I have to dredge up a lingering issue. One that really chaps my hide (god, I love that phrase). Recently, against my better judgment, I begrudgingly settled on the Studio Movie Grill, for a family outing. It’s one of those all-in-one theater chains that thinks combining drinks, dinner, and a movie, is the ULTIMATE MOVIE GOING EXPERIENCE.

Which is kind of like calling an anal fissure EDGE OF YOUR SEAT EXCITEMENT.

The corporate mission statement behind these abominations, is much like a slogan from McDonalds or Burger King. Super-size it! Make it a combo! And don’t forget to add a McNugget Flurry for only twenty-five cents more! 

See, this is how it works: You take a movie, and then you add an overpriced, frozen dinner, and a lot of terrible drinks, and you wrap that all up into a burrito of poor decision-making, and then you shove it in your face-hole. Where stuff goes. And please remember to reserve your seats ahead of time, online. Because there’s always an online component, when you’re destroying something beautiful.

At a glance, like most successful sales pitches, it sounds like a good idea. “Hey, we can get a drink at the theater, then we can eat our meal while watching the movie! Oh, and there’s a red button we can press on our tables! Wooooo!”

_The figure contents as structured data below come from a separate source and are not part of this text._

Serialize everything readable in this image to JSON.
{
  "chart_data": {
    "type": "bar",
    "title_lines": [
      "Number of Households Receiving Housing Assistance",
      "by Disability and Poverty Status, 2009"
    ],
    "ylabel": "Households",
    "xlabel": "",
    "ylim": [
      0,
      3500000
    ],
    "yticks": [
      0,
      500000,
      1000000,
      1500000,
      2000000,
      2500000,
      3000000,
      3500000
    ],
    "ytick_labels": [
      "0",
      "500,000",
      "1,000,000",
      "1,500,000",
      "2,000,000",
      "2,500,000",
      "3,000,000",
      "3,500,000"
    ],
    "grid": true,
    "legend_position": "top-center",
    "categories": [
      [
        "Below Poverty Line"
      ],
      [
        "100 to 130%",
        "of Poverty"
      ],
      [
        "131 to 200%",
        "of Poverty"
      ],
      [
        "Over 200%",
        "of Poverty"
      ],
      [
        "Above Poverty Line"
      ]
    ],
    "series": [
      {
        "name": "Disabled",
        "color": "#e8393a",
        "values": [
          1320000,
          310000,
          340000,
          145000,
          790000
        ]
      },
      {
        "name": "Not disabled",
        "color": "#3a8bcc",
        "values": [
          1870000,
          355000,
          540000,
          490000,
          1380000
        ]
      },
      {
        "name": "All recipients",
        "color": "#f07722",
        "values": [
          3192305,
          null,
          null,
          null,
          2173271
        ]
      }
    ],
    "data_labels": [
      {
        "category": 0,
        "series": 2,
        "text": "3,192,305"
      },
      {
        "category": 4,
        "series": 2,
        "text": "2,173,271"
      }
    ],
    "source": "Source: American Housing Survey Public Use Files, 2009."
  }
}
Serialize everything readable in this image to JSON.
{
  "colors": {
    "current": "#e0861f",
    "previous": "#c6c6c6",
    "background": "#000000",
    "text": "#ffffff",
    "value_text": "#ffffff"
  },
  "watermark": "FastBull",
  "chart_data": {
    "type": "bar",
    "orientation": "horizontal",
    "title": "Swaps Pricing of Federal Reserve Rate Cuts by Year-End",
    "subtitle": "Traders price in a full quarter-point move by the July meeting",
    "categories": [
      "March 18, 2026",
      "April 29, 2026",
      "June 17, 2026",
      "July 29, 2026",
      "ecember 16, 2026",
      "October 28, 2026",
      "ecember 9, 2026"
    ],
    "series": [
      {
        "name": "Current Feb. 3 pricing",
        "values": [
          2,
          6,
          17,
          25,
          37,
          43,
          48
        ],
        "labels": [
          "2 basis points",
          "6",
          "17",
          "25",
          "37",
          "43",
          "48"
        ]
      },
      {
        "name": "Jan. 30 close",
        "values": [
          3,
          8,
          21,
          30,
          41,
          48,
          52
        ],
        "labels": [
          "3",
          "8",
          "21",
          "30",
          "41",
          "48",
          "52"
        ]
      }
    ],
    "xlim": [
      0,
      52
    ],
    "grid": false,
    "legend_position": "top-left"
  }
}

This sort of logic might seem sound, if you have a babysitter watching the kids, and you have exactly two hours to spare. Fine, crowbar it all in. 

But for those of us lucky enough to have a night out, and a desire to watch a movie and share a meal, this is the worst possible option. It’s like a candlelit dinner at White Castle. Except there’s a possibility of more diarrhea and less ambiance.

Problem #1: You have a drink or two at the bar beforehand, while you wait to be seated. Great, now you’re slightly buzzed going in. One soggy quesadilla later, and let’s face it, you’re not exactly on your A-game. So yeah, enjoy that movie you’ve either misinterpreted, talked over, or fallen asleep to.

I’ve been trapped next to two drunken middle-aged housewives, complaining that they didn’t “get it” between wet slurps of margaritas and whispered conversations with the waiter. Of course they didn’t get it. They were doing everything but watching the god-damn movie. And it was fucking Jurassic World, not Truffaut.

Problem #2: You’re dealing with waiters in the middle of the movie. They’re scrambling around like ball boys at the French Open, and someone in your group is inevitably going to ask “Should we get another bucket?”  No. You should get a gun and put it in your mouth. Because art is dead.

Problem #3: The food is awful. It’s microwaved soylent green. And we swallow it down like the gluttonous, indecisive children we are. God forbid we hold off on saturated fats for a couple of hours, and choose where we’re going to eat. No, that would be too great of a decision to make. Instead, let’s ruin a movie along with our night. Whatever it takes. Just feed us your soggy quesadillas, and turn up the background noise. This is a decision-free zone.

These places fail miserably in everything they set out to do. They’re a failure as a movie theater. Your experience will undoubtedly be compromised by the wait staff, by your own buzz, and by the people on either side of you (who are either continuously pressing shiny red buttons, or devouring unholy quesadillas between wet burps).

Let’s face it, if one of these places was just a restaurant and bar, it would be a Planet Hollywood without all of the accoutrements.

Movie theaters with a bit of history and a varied movie selection, are getting harder to find. While in their stead, we’re being offered something we don’t need or want. And yet, somehow, we’re still being coerced into thinking that this is our preferred method of movie-going.

And it’s too easy. And they know that. And we like easy.

Enough is enough! So, um, I guess this is the part where I stand up and quote something… and that something is one of the greatest American songs to ever grace a film: “There’s no easy way out. There’s no shortcut home.”  *koff* Rocky 4 *koff*

It comes down to this, dinner and a movie has been co-opted by corporate assholery. We are being sold an inferior alternative. An alternative that cuts out a vital part of this shared, cultural experience. It cuts out the part where you choose for yourself. The part where you walk out of a theater and say “Hey let’s grab a bite to eat, or a drink, and talk about whatever it was we just saw.”  And I fucking love that part.

I guess it’s our own damn fault. We’ve allowed this to happen. We’ve went along with the program, and in doing so, we’ve betrayed a piece of our cultural identity for the first shiny, new thing that came along. 

And with less and less real movie theaters left, this inferior alternative is quickly becoming the only game in town.

 

Comments
  1. Patricia Lofthouse says:

    And those reclining chairs stink too. I can’t even put my short legs on the ground so I dangle through the movie and end up with paralysis when I finally get to stand up!